27/11/2013
Olivier Vogelsang : archéologie du fugace
Olivier Vogelsang, « Switzerlanders », Editions D’autre part, Genève
Le livre (d’art) d’Olivier Vogelsang est le parfait opposé du « Gli Svizzeri, Ils Svizzers, The Swiss , Die Schweizer » de Mathias Braschler et Monika Fischer, (Hatje Cantz, 2013). Tout dans le livre du couple joue sur le chromo là où la mécanique du chrono suisse semble arrêtée. Les habitants s’y réduisent à des personnages d’un musée de cire. Ils peuvent être légitimement agacés tant le choix des images restent archétypal. A l’inverse Olivier Vogelsang s’attaque aux clichés. Il offre un regard personnel sur une certaine Suisse. Il le développe au fil du temps. L’art photographique ne se limite plus à une chasse aux papillons. Dans ce petit traité d’archéologie du fugace s’ébrouent de multiples avatars encore non mis à nu et parfois iconoclastes eu égard aux idées reçues. Le Genevois a compris qu’il ne faut jamais rechercher le prétendu marbre de l’identité supposée mais au sein d’un jeu de piste de donner à voir ce qui demeure caché. On connaît le point de départ de cette quête (1966) mais pas celui d’arrivée.
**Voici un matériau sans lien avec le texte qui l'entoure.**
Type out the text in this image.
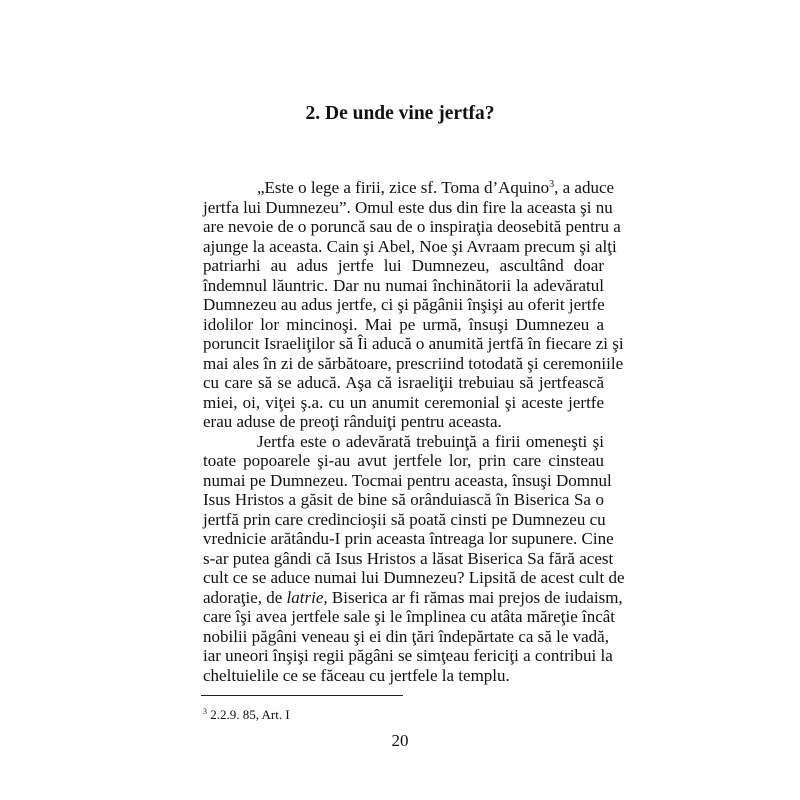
2. De unde vine jertfa?
„Este o lege a firii, zice sf. Toma d’Aquino$^3$, a aduce
jertfa lui Dumnezeu”. Omul este dus din fire la aceasta şi nu
are nevoie de o poruncă sau de o inspiraţia deosebită pentru a
ajunge la aceasta. Cain şi Abel, Noe şi Avraam precum şi alţi
patriarhi au adus jertfe lui Dumnezeu, ascultând doar
îndemnul lăuntric. Dar nu numai închinătorii la adevăratul
Dumnezeu au adus jertfe, ci şi păgânii înşişi au oferit jertfe
idolilor lor mincinoşi. Mai pe urmă, însuşi Dumnezeu a
poruncit Israeliţilor să Îi aducă o anumită jertfă în fiecare zi şi
mai ales în zi de sărbătoare, prescriind totodată şi ceremoniile
cu care să se aducă. Aşa că israeliţii trebuiau să jertfească
miei, oi, viţei ş.a. cu un anumit ceremonial şi aceste jertfe
erau aduse de preoţi rânduiţi pentru aceasta.
Jertfa este o adevărată trebuinţă a firii omeneşti şi
toate popoarele şi-au avut jertfele lor, prin care cinsteau
numai pe Dumnezeu. Tocmai pentru aceasta, însuşi Domnul
Isus Hristos a găsit de bine să orânduiască în Biserica Sa o
jertfă prin care credincioşii să poată cinsti pe Dumnezeu cu
vrednicie arătându-I prin aceasta întreaga lor supunere. Cine
s-ar putea gândi că Isus Hristos a lăsat Biserica Sa fără acest
cult ce se aduce numai lui Dumnezeu? Lipsită de acest cult de
adoraţie, de latrie, Biserica ar fi rămas mai prejos de iudaism,
care îşi avea jertfele sale şi le împlinea cu atâta măreţie încât
nobilii păgâni veneau şi ei din ţări îndepărtate ca să le vadă,
iar uneori înşişi regii păgâni se simţeau fericiţi a contribui la
cheltuielile ce se făceau cu jertfele la templu.
$^3$ 2.2.9. 85, Art. I
20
La photographie ne mène pas où l’artiste pense accoster. Il avance même s’il a peur que la “ terre ” lui manque, s’il craint de la rater, d’échapper à sa sphère d’influence, à sa force de gravité. Pour preuve : tout semble bien précaire en ses instantanés. Mais c’est alors que tout commence, que les enfantillages prennent fin. Face aux rentiers photographes le Genevois devient un créateur soutier. Il ne lui reste face à l’objectif qu’un seuil minimum de sécurité existentielle : celle d’où il extrait son travail. Ses photographies gardent une vocation fabuleuse : celle de faire reculer le chant des certitudes. Elles mettent une grâce dans les pesanteurs afin de rétablir à tous les sens du terme un charme. Constitué par la menace de la disparition l’artiste sait qu’il n’est pas d’empreinte ineffaçable. Néanmoins pour cette raison il est nécessaire de photographier, de « retenir » en tentant, dans un travail d’empathie, de saisir ce qui échappe. Le créateur a su trouver un langage qui multiplie les prises et se découvre en avançant tandis qu’il s’enfonce - avec son regard vers son sujet - “ comme à la limite de la mer un visage de sable ” (Michel Foucauld).
Jean-Paul Gavard-Perret
10:41 Publié dans Genève, Images, Suisse | Lien permanent | Commentaires (0)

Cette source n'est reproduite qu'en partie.